When considering a career move, one of the most overlooked considerations is the size of the company. Candidates weigh up the role and the salary, and often the type of company and location, but there are a number of differences between large and small companies, from cultural fit to career progression, that should have an impact on the decision of which size organisation to join. We’ve come up with a top three pros and cons for businesses big and small.
An established, blue chip or major employer is instantly recognisable and often a seal of approval on a CV, impressing future employers in the sector. This can backfire however, when a household name publicly falls from grace or goes under.
Bigger companies tend to have better benefits because they can afford them. Their workplace environments can be better geared to employee wellbeing too, with more emphasis placed on employee satisfaction than with smaller organisations.
bigger companies often have international presence, sometimes with offices all over the world. For the candidate who sees him or herself working abroad at some point in the future, a large company may present this opportunity.
It can be a very large, impersonal environment if there are thousands of employees. The larger the team, the more frequent the churn too, so it’s a case of constant new faces and less team bonding.
There are often a number of hoops to jump through in a large organisation to get certain things done. If you want to make an impact individually, this may become frustrating, as decision-making processes can be slower.

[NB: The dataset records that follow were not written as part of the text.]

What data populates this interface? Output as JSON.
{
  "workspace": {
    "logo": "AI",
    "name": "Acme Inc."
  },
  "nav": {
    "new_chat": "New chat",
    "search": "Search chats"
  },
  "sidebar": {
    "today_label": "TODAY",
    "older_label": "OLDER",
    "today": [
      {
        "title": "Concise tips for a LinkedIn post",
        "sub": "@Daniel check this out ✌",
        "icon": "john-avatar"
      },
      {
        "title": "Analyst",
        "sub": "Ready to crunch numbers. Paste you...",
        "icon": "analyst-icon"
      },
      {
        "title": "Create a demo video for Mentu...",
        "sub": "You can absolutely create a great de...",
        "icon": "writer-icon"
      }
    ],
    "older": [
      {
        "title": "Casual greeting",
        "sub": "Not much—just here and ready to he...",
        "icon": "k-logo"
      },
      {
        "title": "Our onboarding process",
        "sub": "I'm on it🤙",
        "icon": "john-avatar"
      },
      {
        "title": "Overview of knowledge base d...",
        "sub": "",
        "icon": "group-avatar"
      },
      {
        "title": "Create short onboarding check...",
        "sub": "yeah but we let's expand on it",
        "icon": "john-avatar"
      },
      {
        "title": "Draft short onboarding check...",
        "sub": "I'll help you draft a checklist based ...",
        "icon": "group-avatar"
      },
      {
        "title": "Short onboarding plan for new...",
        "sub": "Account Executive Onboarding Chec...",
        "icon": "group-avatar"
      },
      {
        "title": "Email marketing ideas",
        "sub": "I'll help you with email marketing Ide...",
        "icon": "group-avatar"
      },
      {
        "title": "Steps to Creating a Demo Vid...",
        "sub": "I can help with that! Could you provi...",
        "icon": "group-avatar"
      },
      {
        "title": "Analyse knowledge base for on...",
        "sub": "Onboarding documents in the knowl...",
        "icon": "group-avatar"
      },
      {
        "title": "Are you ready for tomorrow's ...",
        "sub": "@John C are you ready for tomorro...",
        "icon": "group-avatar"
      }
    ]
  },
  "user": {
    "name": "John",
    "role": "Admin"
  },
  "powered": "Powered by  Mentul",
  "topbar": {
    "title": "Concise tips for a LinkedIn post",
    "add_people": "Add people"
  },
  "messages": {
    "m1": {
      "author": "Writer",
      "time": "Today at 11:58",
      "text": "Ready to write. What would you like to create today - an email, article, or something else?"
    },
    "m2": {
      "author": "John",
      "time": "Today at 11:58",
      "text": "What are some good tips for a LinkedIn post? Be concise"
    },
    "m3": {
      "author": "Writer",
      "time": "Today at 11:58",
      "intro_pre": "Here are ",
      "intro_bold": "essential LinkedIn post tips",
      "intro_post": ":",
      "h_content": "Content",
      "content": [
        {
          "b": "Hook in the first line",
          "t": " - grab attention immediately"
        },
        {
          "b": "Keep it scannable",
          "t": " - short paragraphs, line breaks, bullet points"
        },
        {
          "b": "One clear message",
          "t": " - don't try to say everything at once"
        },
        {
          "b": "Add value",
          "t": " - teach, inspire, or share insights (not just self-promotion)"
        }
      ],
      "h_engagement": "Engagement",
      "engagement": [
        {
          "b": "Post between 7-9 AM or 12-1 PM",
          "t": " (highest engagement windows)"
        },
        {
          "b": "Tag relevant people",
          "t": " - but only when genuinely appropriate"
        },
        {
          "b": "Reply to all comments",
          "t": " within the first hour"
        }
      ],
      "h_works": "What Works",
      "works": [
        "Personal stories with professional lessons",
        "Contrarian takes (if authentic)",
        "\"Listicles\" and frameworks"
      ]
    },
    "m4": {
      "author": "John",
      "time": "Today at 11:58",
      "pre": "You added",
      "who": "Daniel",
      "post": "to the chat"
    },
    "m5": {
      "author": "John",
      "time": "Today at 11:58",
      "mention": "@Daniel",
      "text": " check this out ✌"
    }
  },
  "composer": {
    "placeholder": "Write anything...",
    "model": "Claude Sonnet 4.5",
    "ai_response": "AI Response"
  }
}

Back to the impact point, you’re less likely to see end results of your role when you’re just a small part of the machine. Seeing a project through from inception to finish is rare, as there could be multiple teams involved and your part can be minimal.
Hit the ground running and make a real difference in a much smaller team, where the manager will know your name and understand your aspirations.
If the small business is a start up or going through a period of growth, then opportunities to progress may be frequent as the organisation expands.
Without dozens of people for each role, a small company is likely to want to make the best of its resources and up-skill its existing staff. Opportunities to add skills to a CV should be plentiful.
It’s unlikely that a smaller business will pay more than a larger or be able to offer the same level of benefits and perks. That said, they will always strive to be competitive and there may be other incentives such as profit shares available.
There is nowhere to hide at a small organisation, so being a team player that can pull their weight is more important. However, if embraced, this environment can be more incentivising.
As well as fewer international opportunities that a large firm may offer, there is often more of a loyalty bond to a smaller employer, meaning that staff may stay longer and not move on quite when their career elsewhere might.
As you can see, there are up and down sides to both large and small businesses. It doesn’t always follow that the bigger firm will be the best option, and not just from a personality or cultural fit perspective. Witness Uber’s recent failures to crack the APAC market, where the smaller, local competitor has succeeded. It may be a huge employer and a worldwide brand, but it has suffered reputation damage and a strategy fail that had nothing to do with its employees. In contrast, the smaller local organisations that forced them to retreat are now expanding and celebrating.